Treatments for uveitis are as follows:
Treatment for relieving discomfort and pain
- Cycloplegic eye drops. This is a special eye drop solution that relieves pain by dilating the pupils in the eyes. The eye drop relaxes the muscle of the ciliary body which results in the dilation of the pupils. Pain is reduced, as a result, and the inflammation of the iris subsides. Cyclopentolate and atropine are examples of cycloplegic eye drops but they have the following side effects. They can cause temporary blurring of the eyes and focusing on an object becomes difficult. Once the eye drops' effect wears off, the side effects will also disappear. The eye drops should be applied once every hour. If eye drops are not used, the inflamed iris becomes stuck to the eye lens and will cause permanent scarring.
- Dark glasses. Photophobia is one of the symptoms for uveitis and wearing dark glasses can protect the eyes from bright lights.
- Painkillers. Orally taken, these drugs can also help. Example of painkillers is paracetamol.
- Steroid eye drops. This reduces inflammation in uveitis. This is the main treatment for a lot of eye complications and problems. But steroid eye drops should not be used when uveitis is due to viral or bacterial infection. Steroid eye drops are effective but they also have side effects like corneal ulcers which are painful and will affect the vision and if used for a long period of time, it can even cause glaucoma or cataract.
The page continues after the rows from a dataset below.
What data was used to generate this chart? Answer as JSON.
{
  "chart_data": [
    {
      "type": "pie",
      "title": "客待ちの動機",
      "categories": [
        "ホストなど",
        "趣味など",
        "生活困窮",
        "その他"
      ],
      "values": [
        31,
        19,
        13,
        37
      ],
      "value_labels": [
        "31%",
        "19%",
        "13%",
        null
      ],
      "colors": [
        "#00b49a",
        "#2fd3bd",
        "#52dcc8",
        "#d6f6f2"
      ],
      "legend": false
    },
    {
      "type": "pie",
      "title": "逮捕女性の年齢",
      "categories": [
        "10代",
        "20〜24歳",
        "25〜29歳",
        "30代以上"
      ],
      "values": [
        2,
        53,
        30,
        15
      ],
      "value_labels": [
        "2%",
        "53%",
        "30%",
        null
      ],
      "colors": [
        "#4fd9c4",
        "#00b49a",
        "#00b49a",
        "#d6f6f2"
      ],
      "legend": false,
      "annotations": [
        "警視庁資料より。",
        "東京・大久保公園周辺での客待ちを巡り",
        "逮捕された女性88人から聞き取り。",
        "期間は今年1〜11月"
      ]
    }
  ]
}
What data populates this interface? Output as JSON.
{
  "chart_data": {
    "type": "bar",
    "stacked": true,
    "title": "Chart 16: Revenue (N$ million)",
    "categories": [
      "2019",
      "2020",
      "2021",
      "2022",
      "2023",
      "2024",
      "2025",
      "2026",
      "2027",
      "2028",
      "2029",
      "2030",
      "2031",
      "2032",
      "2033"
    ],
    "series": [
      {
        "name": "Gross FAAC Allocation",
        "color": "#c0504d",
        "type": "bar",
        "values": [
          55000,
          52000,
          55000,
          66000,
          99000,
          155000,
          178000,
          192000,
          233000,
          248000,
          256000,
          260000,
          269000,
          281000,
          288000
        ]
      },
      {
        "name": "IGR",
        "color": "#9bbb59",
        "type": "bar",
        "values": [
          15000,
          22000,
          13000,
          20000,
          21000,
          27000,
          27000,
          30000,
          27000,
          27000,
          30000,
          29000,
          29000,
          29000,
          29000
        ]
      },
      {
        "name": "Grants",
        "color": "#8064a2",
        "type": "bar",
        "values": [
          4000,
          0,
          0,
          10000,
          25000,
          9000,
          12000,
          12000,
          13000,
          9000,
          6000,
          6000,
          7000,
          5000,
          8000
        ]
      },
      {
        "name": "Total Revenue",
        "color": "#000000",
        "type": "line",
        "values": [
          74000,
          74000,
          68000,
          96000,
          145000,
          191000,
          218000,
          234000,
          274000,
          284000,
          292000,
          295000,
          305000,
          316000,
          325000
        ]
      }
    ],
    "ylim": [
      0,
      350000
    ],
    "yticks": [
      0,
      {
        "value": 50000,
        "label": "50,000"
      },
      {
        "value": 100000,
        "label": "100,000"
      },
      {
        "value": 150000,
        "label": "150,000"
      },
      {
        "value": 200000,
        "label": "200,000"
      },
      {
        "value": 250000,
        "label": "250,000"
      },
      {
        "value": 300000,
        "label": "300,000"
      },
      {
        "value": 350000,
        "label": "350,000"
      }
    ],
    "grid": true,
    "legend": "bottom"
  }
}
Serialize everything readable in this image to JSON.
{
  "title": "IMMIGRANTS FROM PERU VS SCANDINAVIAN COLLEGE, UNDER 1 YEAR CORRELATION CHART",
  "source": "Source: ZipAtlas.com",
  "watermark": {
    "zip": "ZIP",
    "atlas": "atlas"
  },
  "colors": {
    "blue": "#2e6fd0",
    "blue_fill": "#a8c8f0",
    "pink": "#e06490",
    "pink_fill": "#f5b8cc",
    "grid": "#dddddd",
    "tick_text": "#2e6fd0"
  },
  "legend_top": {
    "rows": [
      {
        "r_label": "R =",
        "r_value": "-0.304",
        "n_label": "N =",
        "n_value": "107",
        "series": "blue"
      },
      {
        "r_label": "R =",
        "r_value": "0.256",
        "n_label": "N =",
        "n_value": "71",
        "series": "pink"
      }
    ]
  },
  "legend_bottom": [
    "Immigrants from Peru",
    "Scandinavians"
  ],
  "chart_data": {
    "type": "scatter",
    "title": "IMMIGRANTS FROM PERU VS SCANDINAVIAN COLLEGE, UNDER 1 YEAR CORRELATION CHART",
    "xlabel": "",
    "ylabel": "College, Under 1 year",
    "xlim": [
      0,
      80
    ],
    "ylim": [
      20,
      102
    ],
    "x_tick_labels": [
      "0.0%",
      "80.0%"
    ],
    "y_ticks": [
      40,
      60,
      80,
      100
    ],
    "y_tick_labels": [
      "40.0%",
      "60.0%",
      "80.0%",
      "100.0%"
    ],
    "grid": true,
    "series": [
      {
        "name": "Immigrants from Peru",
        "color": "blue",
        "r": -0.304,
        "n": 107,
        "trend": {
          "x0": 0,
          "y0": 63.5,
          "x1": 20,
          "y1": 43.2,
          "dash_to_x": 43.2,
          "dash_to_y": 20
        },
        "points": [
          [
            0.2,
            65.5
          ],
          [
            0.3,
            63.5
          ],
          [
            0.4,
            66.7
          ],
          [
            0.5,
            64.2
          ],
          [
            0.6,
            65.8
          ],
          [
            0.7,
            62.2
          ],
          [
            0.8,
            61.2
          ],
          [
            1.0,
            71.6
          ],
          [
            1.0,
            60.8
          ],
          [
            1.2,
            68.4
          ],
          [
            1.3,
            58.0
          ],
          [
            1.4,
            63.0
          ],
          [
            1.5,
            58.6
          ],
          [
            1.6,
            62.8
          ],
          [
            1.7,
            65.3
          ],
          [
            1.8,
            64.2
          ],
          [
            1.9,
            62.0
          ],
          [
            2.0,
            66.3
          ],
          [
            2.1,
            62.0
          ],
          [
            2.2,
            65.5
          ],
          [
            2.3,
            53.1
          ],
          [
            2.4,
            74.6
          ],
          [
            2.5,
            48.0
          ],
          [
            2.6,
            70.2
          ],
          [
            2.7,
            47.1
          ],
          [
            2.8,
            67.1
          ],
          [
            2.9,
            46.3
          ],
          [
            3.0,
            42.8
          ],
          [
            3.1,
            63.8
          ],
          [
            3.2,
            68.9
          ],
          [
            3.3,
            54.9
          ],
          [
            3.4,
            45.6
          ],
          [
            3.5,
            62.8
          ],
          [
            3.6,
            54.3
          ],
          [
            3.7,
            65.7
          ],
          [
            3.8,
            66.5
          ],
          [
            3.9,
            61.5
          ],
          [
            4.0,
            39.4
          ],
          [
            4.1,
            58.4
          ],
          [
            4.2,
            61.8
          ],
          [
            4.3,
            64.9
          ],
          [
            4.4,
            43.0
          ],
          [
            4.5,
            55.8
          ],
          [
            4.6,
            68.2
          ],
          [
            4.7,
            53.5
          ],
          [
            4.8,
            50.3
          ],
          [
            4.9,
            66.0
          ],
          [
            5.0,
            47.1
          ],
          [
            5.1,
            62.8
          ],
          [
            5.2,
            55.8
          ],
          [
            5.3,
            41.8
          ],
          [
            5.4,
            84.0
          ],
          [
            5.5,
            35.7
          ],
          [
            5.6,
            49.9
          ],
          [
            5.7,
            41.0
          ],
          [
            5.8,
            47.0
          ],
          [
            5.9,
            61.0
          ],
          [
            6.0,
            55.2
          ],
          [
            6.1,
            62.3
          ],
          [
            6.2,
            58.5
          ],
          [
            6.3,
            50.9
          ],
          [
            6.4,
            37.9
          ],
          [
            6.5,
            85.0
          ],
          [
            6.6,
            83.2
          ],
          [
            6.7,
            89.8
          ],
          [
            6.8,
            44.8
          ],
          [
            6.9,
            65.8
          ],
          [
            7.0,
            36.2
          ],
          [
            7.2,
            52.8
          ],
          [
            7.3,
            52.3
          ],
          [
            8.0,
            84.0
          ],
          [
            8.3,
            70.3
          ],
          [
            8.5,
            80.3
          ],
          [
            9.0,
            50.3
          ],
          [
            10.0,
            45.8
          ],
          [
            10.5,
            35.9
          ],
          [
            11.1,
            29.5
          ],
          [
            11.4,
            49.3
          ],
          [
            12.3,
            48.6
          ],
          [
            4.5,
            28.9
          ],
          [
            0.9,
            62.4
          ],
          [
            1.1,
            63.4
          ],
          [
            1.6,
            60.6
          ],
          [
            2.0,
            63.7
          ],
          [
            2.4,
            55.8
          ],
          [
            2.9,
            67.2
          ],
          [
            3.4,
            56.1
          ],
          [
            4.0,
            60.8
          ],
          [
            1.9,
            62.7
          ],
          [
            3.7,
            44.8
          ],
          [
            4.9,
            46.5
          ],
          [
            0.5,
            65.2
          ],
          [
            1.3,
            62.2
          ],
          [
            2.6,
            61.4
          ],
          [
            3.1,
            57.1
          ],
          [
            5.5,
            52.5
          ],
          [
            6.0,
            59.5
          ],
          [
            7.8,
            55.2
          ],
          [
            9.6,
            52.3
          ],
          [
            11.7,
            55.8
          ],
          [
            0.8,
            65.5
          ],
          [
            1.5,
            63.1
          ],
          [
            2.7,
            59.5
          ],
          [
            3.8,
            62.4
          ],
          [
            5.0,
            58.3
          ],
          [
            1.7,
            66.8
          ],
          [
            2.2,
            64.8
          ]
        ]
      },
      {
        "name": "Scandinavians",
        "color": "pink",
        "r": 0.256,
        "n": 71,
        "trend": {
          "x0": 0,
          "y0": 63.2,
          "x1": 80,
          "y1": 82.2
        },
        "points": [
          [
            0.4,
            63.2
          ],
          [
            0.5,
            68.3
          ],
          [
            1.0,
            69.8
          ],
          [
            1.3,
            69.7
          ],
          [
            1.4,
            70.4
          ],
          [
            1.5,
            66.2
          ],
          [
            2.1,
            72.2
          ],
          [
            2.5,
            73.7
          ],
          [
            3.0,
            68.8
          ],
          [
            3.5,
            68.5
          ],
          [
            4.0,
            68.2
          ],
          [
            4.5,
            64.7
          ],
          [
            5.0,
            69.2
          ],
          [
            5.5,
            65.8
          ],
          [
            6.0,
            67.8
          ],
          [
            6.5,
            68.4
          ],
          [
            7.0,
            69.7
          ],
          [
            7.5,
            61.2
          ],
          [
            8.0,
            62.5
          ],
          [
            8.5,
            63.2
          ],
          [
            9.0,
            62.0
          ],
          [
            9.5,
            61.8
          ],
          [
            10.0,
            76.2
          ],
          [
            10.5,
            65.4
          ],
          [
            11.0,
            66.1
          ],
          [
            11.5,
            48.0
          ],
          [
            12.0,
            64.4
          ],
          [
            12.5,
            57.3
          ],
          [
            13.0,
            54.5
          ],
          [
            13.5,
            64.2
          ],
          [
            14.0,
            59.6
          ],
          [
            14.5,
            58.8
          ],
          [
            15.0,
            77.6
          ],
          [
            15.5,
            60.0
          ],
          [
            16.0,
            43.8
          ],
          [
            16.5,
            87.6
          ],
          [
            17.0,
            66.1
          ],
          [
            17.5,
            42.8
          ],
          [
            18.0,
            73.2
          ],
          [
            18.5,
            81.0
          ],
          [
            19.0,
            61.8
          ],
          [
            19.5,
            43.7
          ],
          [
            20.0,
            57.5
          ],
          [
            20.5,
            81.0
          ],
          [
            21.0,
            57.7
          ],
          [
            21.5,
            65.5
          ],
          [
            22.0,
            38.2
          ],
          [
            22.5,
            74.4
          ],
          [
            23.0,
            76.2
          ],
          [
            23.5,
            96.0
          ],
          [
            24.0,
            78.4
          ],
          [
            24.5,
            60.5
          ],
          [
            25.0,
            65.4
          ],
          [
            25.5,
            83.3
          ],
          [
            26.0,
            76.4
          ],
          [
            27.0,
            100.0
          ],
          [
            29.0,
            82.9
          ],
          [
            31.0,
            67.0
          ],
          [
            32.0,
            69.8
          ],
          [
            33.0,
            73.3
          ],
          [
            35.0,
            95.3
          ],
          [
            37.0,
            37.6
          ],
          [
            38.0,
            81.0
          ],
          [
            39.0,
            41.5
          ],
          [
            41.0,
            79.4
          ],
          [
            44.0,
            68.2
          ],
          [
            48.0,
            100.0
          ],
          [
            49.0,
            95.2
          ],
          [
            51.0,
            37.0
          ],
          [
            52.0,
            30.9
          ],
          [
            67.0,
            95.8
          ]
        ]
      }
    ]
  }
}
These eye drops are prescribed by ophthalmologists who will monitor how the patient is doing.
- Steroid by injection or mouth. In cases where uveitis is severe, steroids are directly injected into the eyes or taken orally. These products are effective but when used for long term, they can also cause serious side effects like osteoporosis or the bones are becoming thin, skin is also becoming thin, muscle wasting, weight gain and increased risk of acquiring serious infection.
Treatment for underlying causes
Other underlying problems which cause uveitis should also be treated. Underlying causes would include autoimmune diseases, infection and inflammatory diseases.
- Surgery. Minor surgery can be advised to treat uveitis. If the patient has chronic floaters which affects their vision, the removal of the vitreous humour is done. Floaters are the result of an inflammation due to damage in the vitreous humour. Surgery is can also be done to treat cataracts which can be a complication when having uveitis.
Complications for uveitis
Uveitis should be treated quickly to avoid serious side effects which can lead to blurring of vision or to blindness:
- Synechiae formation. Synechiae is the band of tissues that form between the lens and the iris because of the inflammation.
- Glaucoma. Synechiae that forms indicate that the fluid cannot drain normally in the eyes. This leads to the pressure build-up in the eyes which leads to glaucoma.
- Cataract formation. Inflammation causes some changes in the eye lens and the formation of cataract.
- Retinal detachment. Inflammation causes a 'pull' on the retina so it detaches out of place. This causes floaters, flashing lights and vision problems. If the patient suspects that he has retinal detachment, he should contact a doctor immediately to do an urgent surgery.
Prognosis for uveitis
Uveitis should be treated as soon as possible. Uveitis can recur especially if there are underlying causes which contribute in the inflammation of the eye, or if the patient has autoimmune diseases or inflammatory diseases. Those who have recurring uveitis are often given with steroid eye drops to use when the symptoms are back. Patients with recurring uveitis should be under an eye specialist and should have regular eye check-ups. When uveitis is caused by a general infection, the symptoms go away or subside once the cause of the infection is treated.